Following graduate school, I set up my own hatchery and taught myself how to raise clownfishes, dottybacks, bennies, gobies and grammas. I also kept a few Centropyge pairs and dabbled with the eggs whenever I could. Bit by bit, I developed a rearing process for the Centropyge genus. After rearing my first batch of angelfishes, I saw a chance to farm angelfishes and opened Reef Culture Technologies. Over the the next decade, RCT produced a number of rare, higher-valued pygmy angelfish species to fund its aquaculture research. Most of this research has been published.

Wanting to apply what I had learned to more fish species, I started the Larval Fish Project (LFP). The project uses eggs collected from the ocean, which allows me to work on larval species without having to spawn them at my small hatchery. The process also allows me to document the various morphologies, pigmentations patterns and behaviors that makes culturing the larvae so thrilling.

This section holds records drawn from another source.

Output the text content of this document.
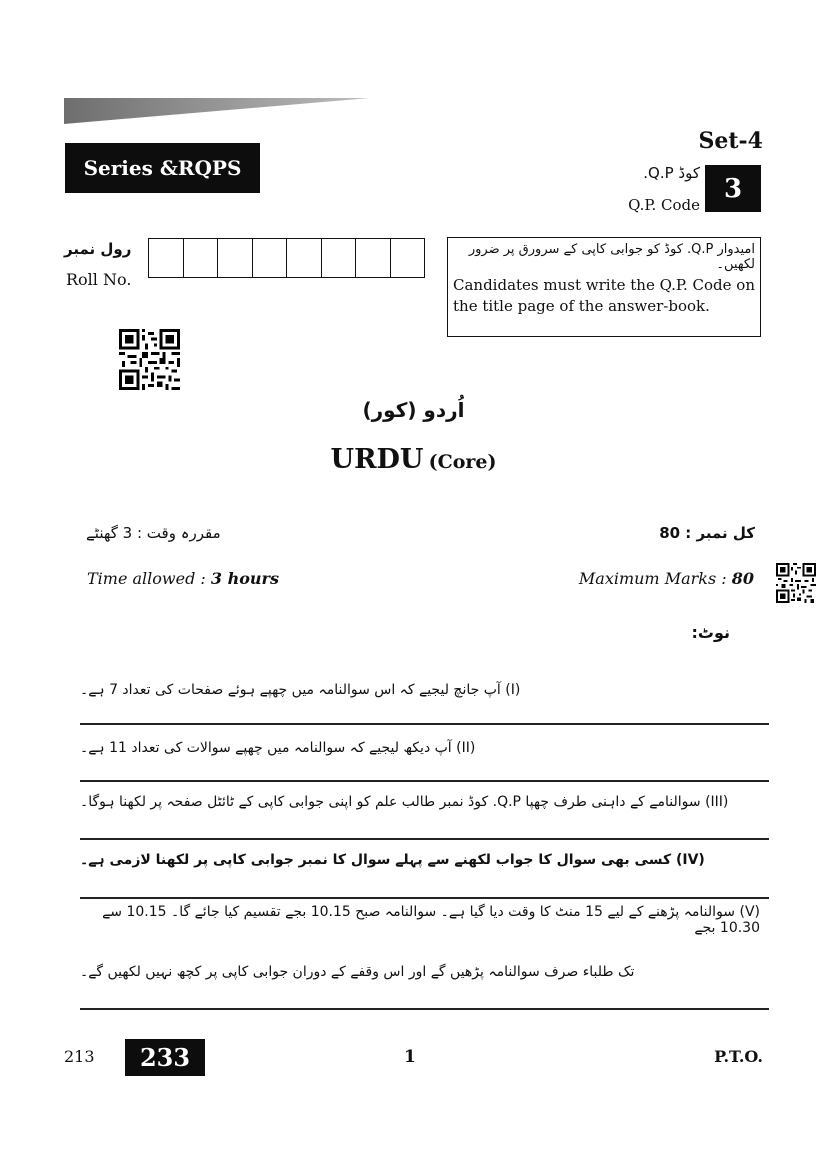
Set-4
Series &RQPS	کوڈ Q.P.
Q.P. Code
3
رول نمبر
Roll No.
امیدوار Q.P. کوڈ کو جوابی کاپی کے سرورق پر ضرور لکھیں۔
Candidates must write the Q.P. Code on the title page of the answer-book.
اُردو (کور)
URDU (Core)
مقررہ وقت : 3 گھنٹے	کل نمبر : 80
Time allowed : 3 hours	Maximum Marks : 80
نوٹ:
(I) آپ جانچ لیجیے کہ اس سوالنامہ میں چھپے ہوئے صفحات کی تعداد 7 ہے۔
(II) آپ دیکھ لیجیے کہ سوالنامہ میں چھپے سوالات کی تعداد 11 ہے۔
(III) سوالنامے کے داہنی طرف چھپا Q.P. کوڈ نمبر طالب علم کو اپنی جوابی کاپی کے ٹائٹل صفحہ پر لکھنا ہوگا۔
(IV) کسی بھی سوال کا جواب لکھنے سے پہلے سوال کا نمبر جوابی کاپی پر لکھنا لازمی ہے۔
(V) سوالنامہ پڑھنے کے لیے 15 منٹ کا وقت دیا گیا ہے۔ سوالنامہ صبح 10.15 بجے تقسیم کیا جائے گا۔ 10.15 سے 10.30 بجے
تک طلباء صرف سوالنامہ پڑھیں گے اور اس وقفے کے دوران جوابی کاپی پر کچھ نہیں لکھیں گے۔
213	233	1	P.T.O.
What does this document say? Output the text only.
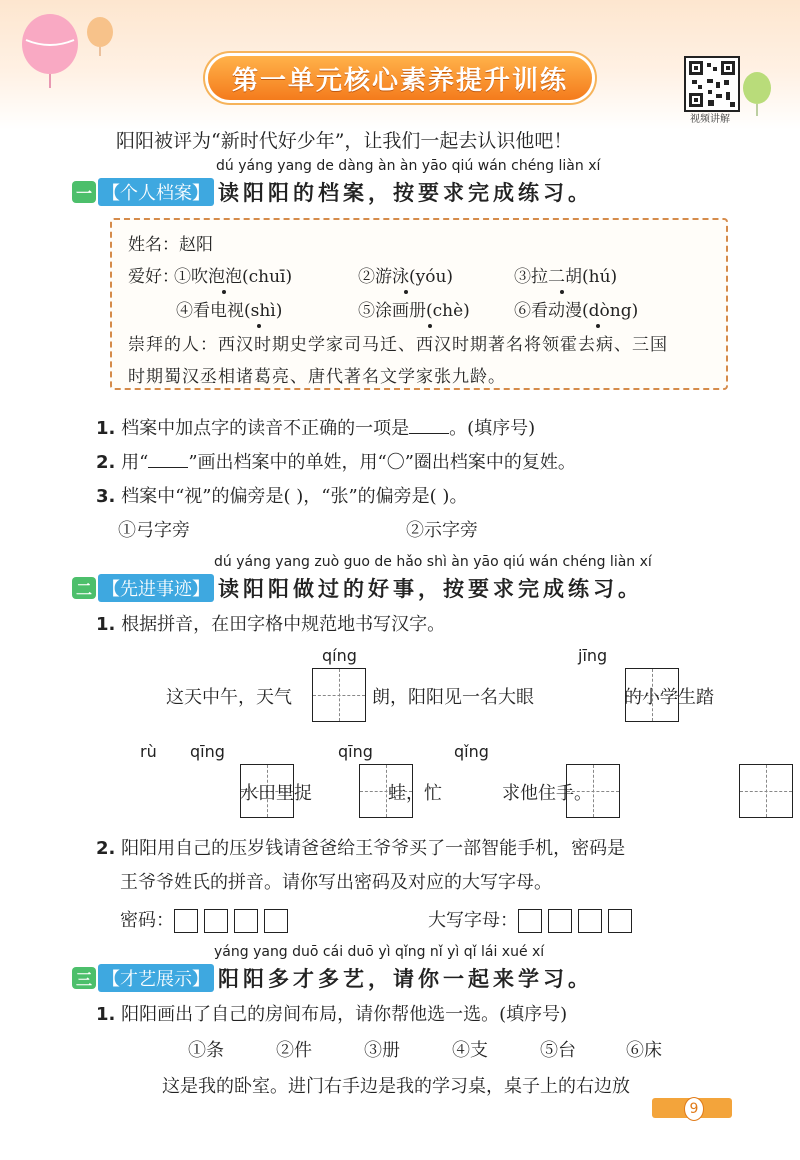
第一单元核心素养提升训练
视频讲解
阳阳被评为“新时代好少年”，让我们一起去认识他吧！
dú yáng yang de dàng àn àn yāo qiú wán chéng liàn xí
一 【个人档案】 读阳阳的档案，按要求完成练习。
姓名：赵阳
爱好：
①吹泡泡(chuī)	②游泳(yóu)	③拉二胡(hú)
④看电视(shì)	⑤涂画册(chè)	⑥看动漫(dòng)
崇拜的人：西汉时期史学家司马迁、西汉时期著名将领霍去病、三国
时期蜀汉丞相诸葛亮、唐代著名文学家张九龄。
1. 档案中加点字的读音不正确的一项是 。(填序号)
2. 用“ ”画出档案中的单姓，用“〇”圈出档案中的复姓。
3. 档案中“视”的偏旁是( )，“张”的偏旁是( )。
①弓字旁	②示字旁
dú yáng yang zuò guo de hǎo shì àn yāo qiú wán chéng liàn xí
二 【先进事迹】 读阳阳做过的好事，按要求完成练习。
1. 根据拼音，在田字格中规范地书写汉字。
qíng	jīng
这天中午，天气
	朗，阳阳见一名大眼
	的小学生踏
rù qīng	qīng	qǐng

水田里捉
	蛙，忙	求他住手。
2. 阳阳用自己的压岁钱请爸爸给王爷爷买了一部智能手机，密码是
王爷爷姓氏的拼音。请你写出密码及对应的大写字母。
密码：	大写字母：
yáng yang duō cái duō yì qǐng nǐ yì qǐ lái xué xí
三 【才艺展示】 阳阳多才多艺，请你一起来学习。
1. 阳阳画出了自己的房间布局，请你帮他选一选。(填序号)
①条	②件	③册	④支	⑤台	⑥床
这是我的卧室。进门右手边是我的学习桌，桌子上的右边放
9
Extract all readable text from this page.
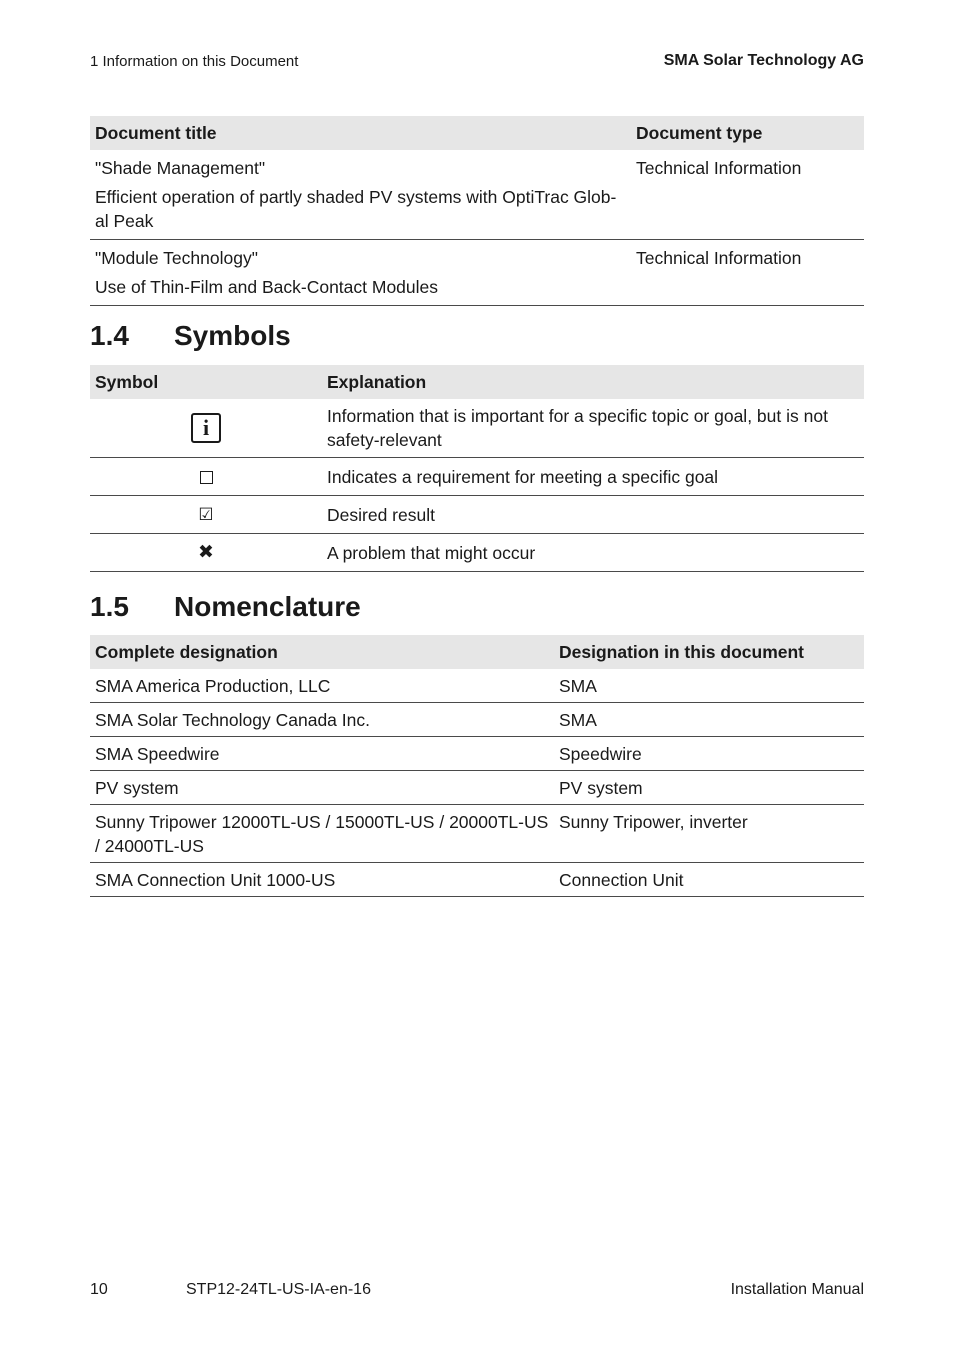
1 Information on this Document	SMA Solar Technology AG
Document title	Document type

"Shade Management"
Efficient operation of partly shaded PV systems with OptiTrac Glob-al Peak	Technical Information

"Module Technology"
Use of Thin-Film and Back-Contact Modules	Technical Information
1.4 Symbols
Symbol	Explanation
i	Information that is important for a specific topic or goal, but is not safety-relevant
	Indicates a requirement for meeting a specific goal
☑	Desired result
✖	A problem that might occur
1.5 Nomenclature
Complete designation	Designation in this document
SMA America Production, LLC	SMA
SMA Solar Technology Canada Inc.	SMA
SMA Speedwire	Speedwire
PV system	PV system
Sunny Tripower 12000TL-US / 15000TL-US / 20000TL-US / 24000TL-US	Sunny Tripower, inverter
SMA Connection Unit 1000-US	Connection Unit
10	STP12-24TL-US-IA-en-16	Installation Manual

Somewhere along the way, my passion for fish led me to become an underwater photographer. Photography allows me to capture the ocean’s natural beauty as well as show the negative impacts that we have. The ocean needs people to care and powerful photographs help them do this.

I started out breeding marine ornamental fishes fired up to mass produce new reef fish species and to eliminate wild fish collection. But experience has made me more realistic. Most collected marine ornamental fishes are still too difficult and costly to mass produce, much less to farm at a profit. Less in search of the “holy grail”, I now culture fish mainly out of interest, fascinated by fish larvae and eager to learn how to keep them alive. I spend months at a time in my hatchery, documenting larval stages and chipping away at culture bottlenecks to improve my techniques. I am excited to keep making progress, especially with new species. Experimental culture of a new marine aquarium fish creates incentive for others to culture that species and lays the groundwork for its production.  Knowing that something can be done is often half the battle.